ヒスイのさがしもの
ーーあれはまだ小学生になったばかりの頃。皆既日食という、そのときは聞き慣れていない現象が起こる日を、私は楽しみにしていた。
その日、ここと似たような自然の中で、ふと同じような木漏れ日を見てーーいつもは丸いその光のかたちが、欠けているのに気がついたんだ。
それに、光源のかたちがそのまま木漏れ日となるピンホール現象という名前があるのを知ったのは、ずいぶん後になってからだ。
いつもと違う、特別なきらめき。それは幼い頃の自分にとって、まるで宝物を見つけたみたいにうれしかったのを覚えている。
ーーそこまで考えて、それを見たとき、誰かと一緒だったような気がした。
けれど、思い出せない。本当に誰かと一緒にいたのかさえ、さだかじゃない。幽世であるこの場所とよく似た、記憶の中の景色がどこなのかもわからない。
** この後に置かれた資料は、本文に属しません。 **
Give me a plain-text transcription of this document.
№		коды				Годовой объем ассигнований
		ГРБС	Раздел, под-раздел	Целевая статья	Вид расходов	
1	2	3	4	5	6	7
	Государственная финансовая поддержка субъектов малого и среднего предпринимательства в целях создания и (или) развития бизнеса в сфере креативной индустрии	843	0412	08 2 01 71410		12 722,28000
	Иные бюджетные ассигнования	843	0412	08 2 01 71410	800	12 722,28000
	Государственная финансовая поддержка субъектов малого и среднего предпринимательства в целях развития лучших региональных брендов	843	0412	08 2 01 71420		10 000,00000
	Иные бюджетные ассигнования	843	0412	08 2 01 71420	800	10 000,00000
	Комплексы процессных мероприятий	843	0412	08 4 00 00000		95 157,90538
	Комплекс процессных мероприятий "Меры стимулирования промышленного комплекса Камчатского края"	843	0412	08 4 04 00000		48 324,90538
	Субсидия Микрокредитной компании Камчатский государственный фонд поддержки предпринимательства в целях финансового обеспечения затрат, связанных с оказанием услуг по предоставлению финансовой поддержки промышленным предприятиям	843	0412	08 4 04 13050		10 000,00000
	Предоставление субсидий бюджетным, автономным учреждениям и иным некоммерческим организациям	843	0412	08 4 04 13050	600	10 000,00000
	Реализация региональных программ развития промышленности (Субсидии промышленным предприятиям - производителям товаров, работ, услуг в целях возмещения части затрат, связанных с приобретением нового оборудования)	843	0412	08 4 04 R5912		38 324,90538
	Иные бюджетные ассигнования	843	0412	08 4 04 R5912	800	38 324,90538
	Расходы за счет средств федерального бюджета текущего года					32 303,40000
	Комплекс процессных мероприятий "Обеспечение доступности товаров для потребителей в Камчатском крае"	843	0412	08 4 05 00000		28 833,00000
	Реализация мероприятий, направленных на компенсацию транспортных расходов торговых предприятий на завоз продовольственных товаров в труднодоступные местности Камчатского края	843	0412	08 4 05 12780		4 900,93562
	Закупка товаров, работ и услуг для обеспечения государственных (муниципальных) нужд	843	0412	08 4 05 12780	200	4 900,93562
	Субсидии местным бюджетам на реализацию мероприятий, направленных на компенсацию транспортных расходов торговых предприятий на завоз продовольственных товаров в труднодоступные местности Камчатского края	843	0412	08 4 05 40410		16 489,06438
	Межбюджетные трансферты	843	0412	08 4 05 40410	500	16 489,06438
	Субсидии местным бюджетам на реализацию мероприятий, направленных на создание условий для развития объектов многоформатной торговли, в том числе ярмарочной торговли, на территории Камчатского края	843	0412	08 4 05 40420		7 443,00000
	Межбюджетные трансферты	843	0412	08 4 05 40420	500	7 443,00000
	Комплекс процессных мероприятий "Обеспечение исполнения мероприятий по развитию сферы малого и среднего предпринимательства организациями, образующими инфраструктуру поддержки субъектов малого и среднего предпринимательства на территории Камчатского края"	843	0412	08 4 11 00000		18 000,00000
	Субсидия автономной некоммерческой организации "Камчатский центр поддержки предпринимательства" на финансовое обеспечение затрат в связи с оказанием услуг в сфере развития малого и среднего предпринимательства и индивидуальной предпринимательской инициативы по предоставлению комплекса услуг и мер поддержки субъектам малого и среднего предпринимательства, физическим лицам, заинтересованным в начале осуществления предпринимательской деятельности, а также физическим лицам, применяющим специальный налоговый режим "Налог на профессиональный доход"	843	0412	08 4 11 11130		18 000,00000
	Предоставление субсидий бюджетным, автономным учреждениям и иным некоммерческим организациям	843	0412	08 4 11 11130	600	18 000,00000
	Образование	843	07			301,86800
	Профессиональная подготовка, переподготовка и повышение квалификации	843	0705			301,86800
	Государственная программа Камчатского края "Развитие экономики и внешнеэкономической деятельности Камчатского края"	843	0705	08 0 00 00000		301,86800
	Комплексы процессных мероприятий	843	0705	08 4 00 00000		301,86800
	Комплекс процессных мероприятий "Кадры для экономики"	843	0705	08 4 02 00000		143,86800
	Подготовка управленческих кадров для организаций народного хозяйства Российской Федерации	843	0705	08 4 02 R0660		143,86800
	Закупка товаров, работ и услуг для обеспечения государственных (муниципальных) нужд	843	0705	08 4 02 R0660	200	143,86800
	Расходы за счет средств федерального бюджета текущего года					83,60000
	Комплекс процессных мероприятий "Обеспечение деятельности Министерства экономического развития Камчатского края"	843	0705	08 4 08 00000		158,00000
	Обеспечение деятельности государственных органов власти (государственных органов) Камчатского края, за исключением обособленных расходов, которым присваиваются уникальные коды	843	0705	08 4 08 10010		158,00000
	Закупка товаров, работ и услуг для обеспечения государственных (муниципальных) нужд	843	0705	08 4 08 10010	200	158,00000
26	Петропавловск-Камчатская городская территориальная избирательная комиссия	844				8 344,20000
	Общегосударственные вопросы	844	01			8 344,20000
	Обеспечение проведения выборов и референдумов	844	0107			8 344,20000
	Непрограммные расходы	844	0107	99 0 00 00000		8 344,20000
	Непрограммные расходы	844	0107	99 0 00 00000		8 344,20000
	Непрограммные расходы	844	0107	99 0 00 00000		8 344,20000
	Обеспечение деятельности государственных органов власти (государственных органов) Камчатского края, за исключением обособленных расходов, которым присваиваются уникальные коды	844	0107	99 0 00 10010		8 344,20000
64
ここはかみさまのせかいのはずなのに、不思議と懐かしさが漂っている。よく似たあの場所を思い出せそうなのに、記憶の中を探ってもあと少しのところでこの手をすり抜けていってしまう。
……それが気持ち悪くて、考えるのをやめた。幼い頃の記憶なんて合っているかもわからないし、本当に忘れてしまっただけかもしれない。
洗い終えた上履きと靴下を手に、立ち上がる。ウツギさんから渡された草履は、初めて履いたが意外と歩きやすかった。